A Patient Innovation reúne hoje um portfólio de mais de 1200 inovações validadas medicamente (não apenas para COVID-19) e é usada por mais de 120.000 utilizadores frequentes de todo o mundo, refletindo-se em mais de 1 milhão de visitas por ano – tendo o trafego da plataforma aumentado significativamente nas ultimas semanas em busca de soluções viáveis, seguras e gratuitas para ajudar as pessoas a lidar com a pandemia, e que podem ser vistas aqui.

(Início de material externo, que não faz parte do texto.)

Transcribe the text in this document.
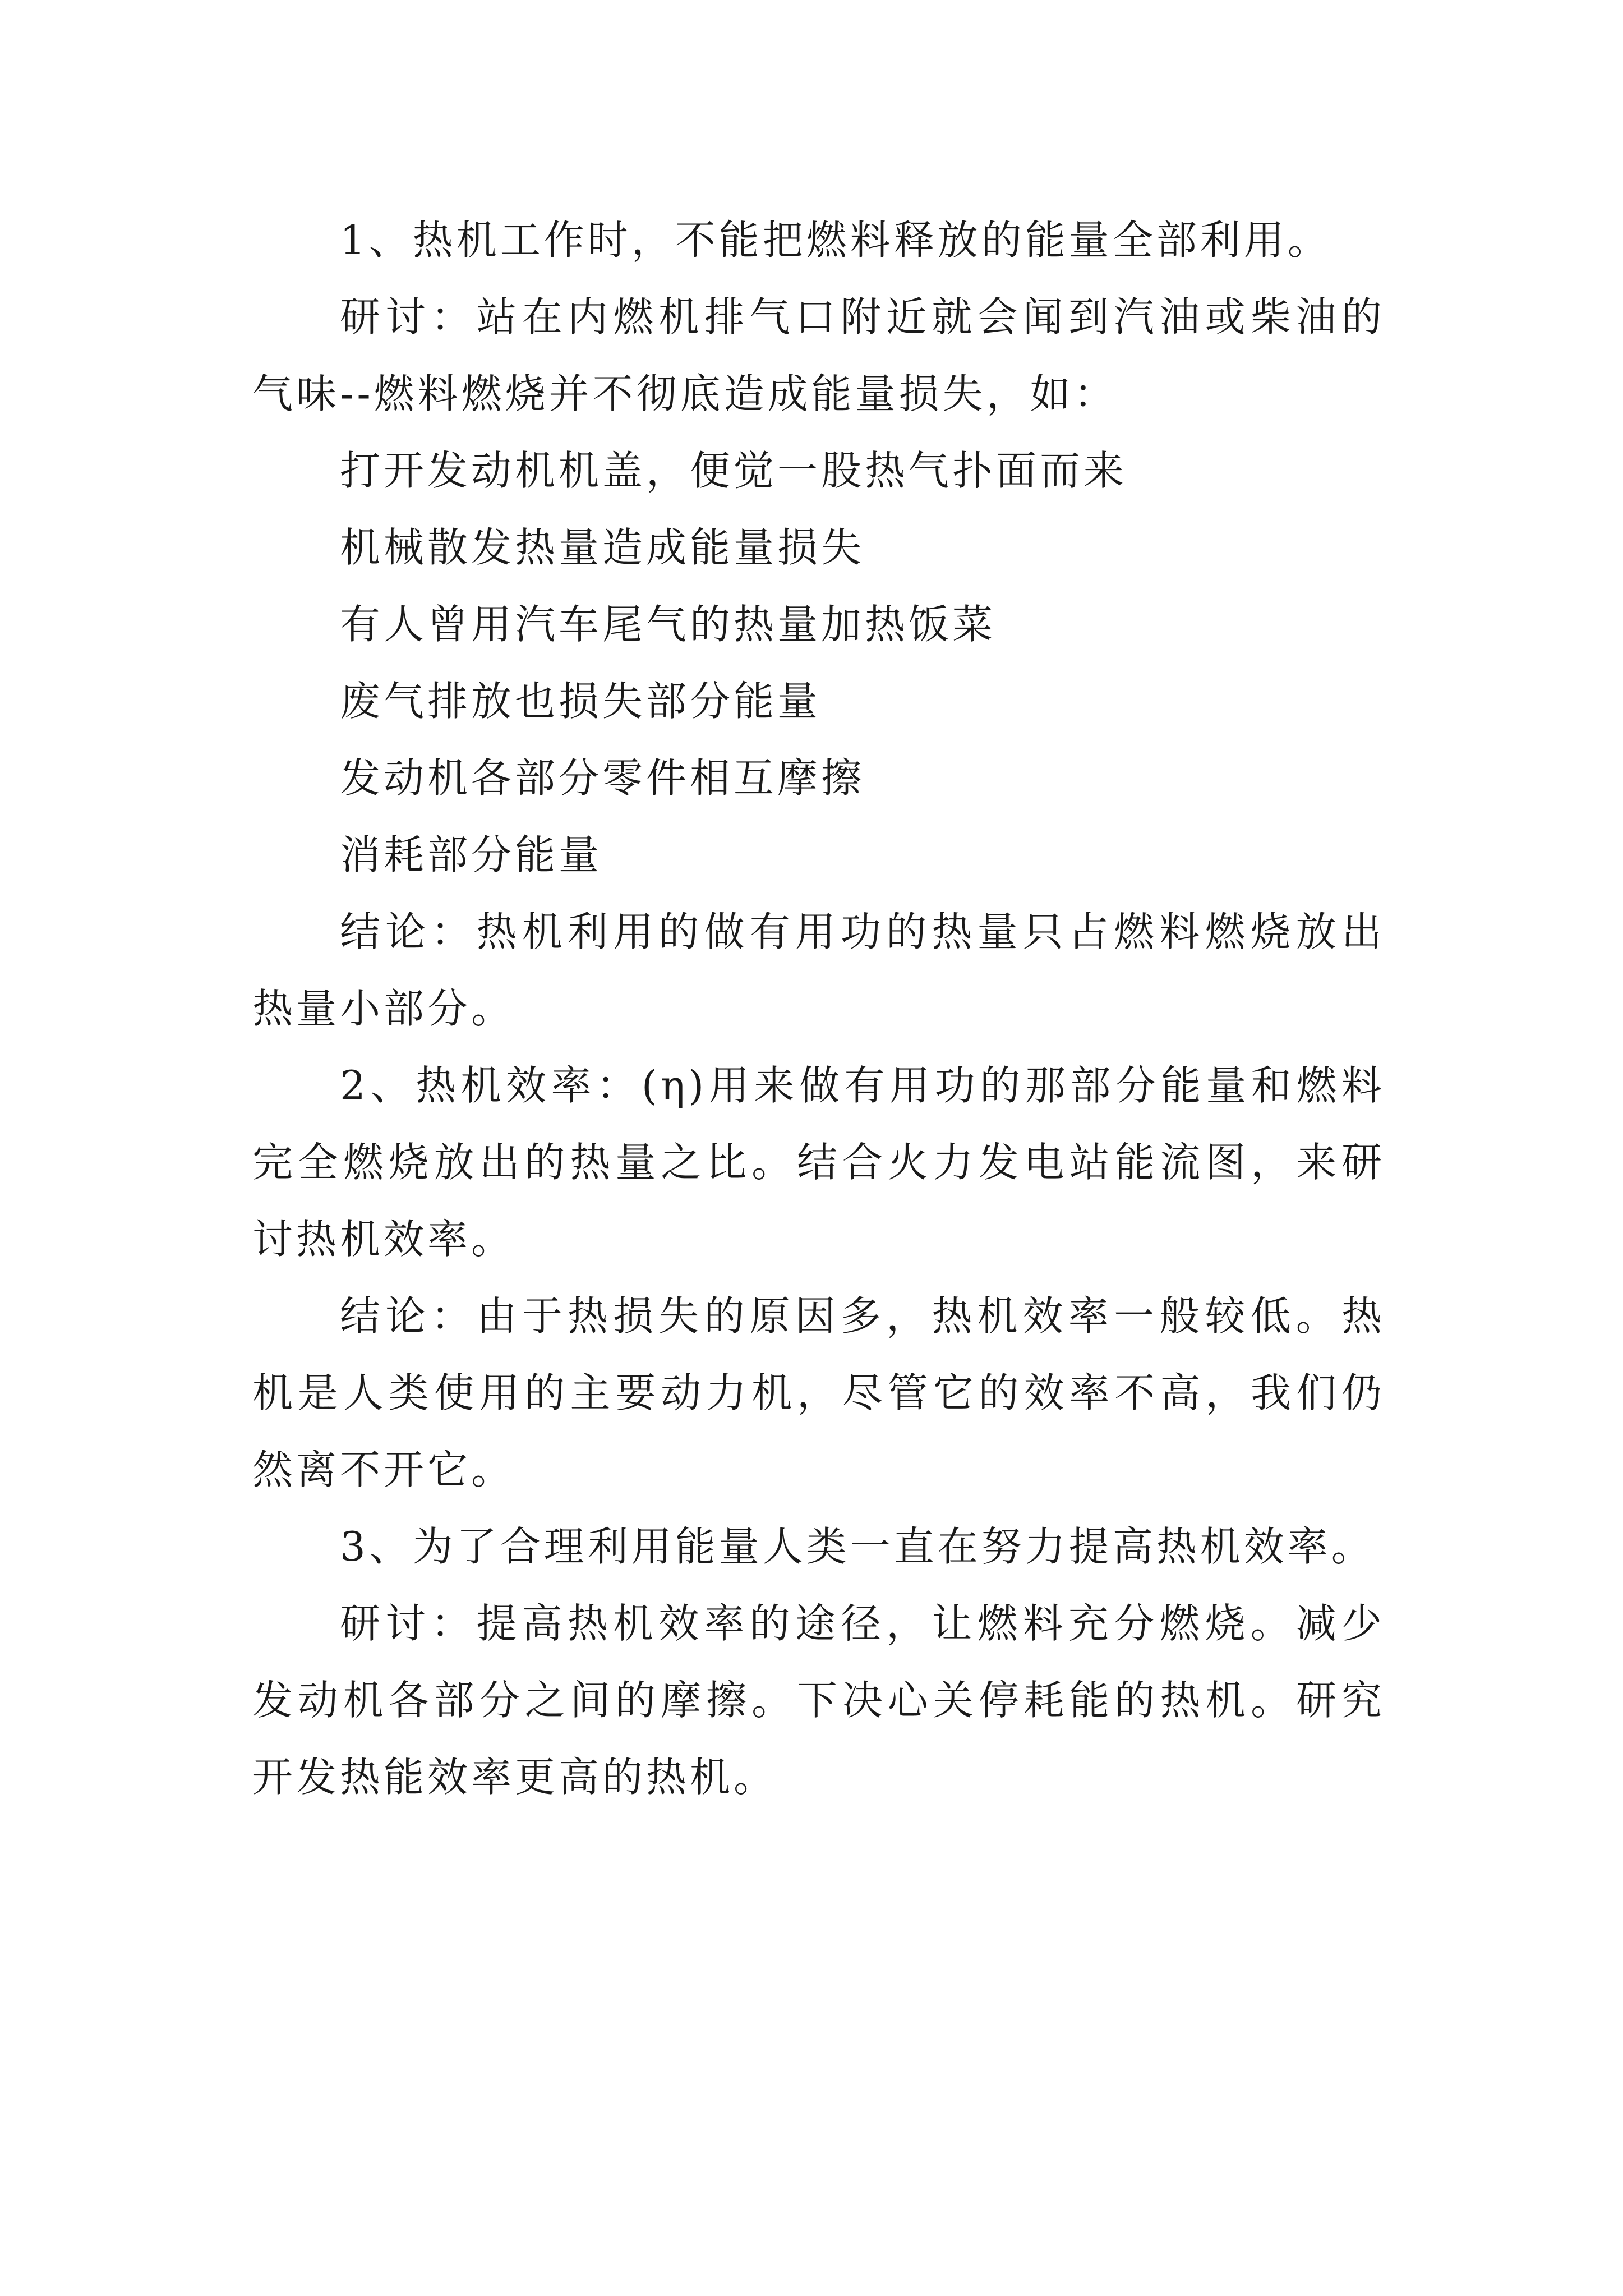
1、热机工作时，不能把燃料释放的能量全部利用。

研讨：站在内燃机排气口附近就会闻到汽油或柴油的气味--燃料燃烧并不彻底造成能量损失，如：

打开发动机机盖，便觉一股热气扑面而来

机械散发热量造成能量损失

有人曾用汽车尾气的热量加热饭菜

废气排放也损失部分能量

发动机各部分零件相互摩擦

消耗部分能量

结论：热机利用的做有用功的热量只占燃料燃烧放出热量小部分。

2、热机效率：(η)用来做有用功的那部分能量和燃料完全燃烧放出的热量之比。结合火力发电站能流图，来研讨热机效率。

结论：由于热损失的原因多，热机效率一般较低。热机是人类使用的主要动力机，尽管它的效率不高，我们仍然离不开它。

3、为了合理利用能量人类一直在努力提高热机效率。

研讨：提高热机效率的途径，让燃料充分燃烧。减少发动机各部分之间的摩擦。下决心关停耗能的热机。研究开发热能效率更高的热机。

Esta experiência da Patient Innovation mostra como a partilha de soluções desenvolvidas por cidadãos comuns podem, em complemento a outros esforços desenvolvidos por cientistas e empresas para encontrar uma vacina ou desenvolver melhores testes e fármacos, contribuir significativamente para aumentar a capacidade de resposta à pandemia que estamos a viver, bem como futuras eventuais vagas pandémicas ou outros desastres naturais.
O Prémio Nobel da Medicina Richard Roberts disse a propósito desta abordagem: “Eu acho que essa é uma ideia muito criativa e útil, porque quando as pessoas se deparam com uma situação difícil, elas geralmente apresentam soluções bastante inovadoras para si próprias, mas nem todos criam o mesmo. Se houver um fórum no qual eles possam compartilhar suas soluções, isso poderá ser muito útil para outras pessoas, pois algumas pessoas olharão e perceberão que poderiam combinar algumas dessas ideias e apresentar uma solução ainda mais inovadora e útil.”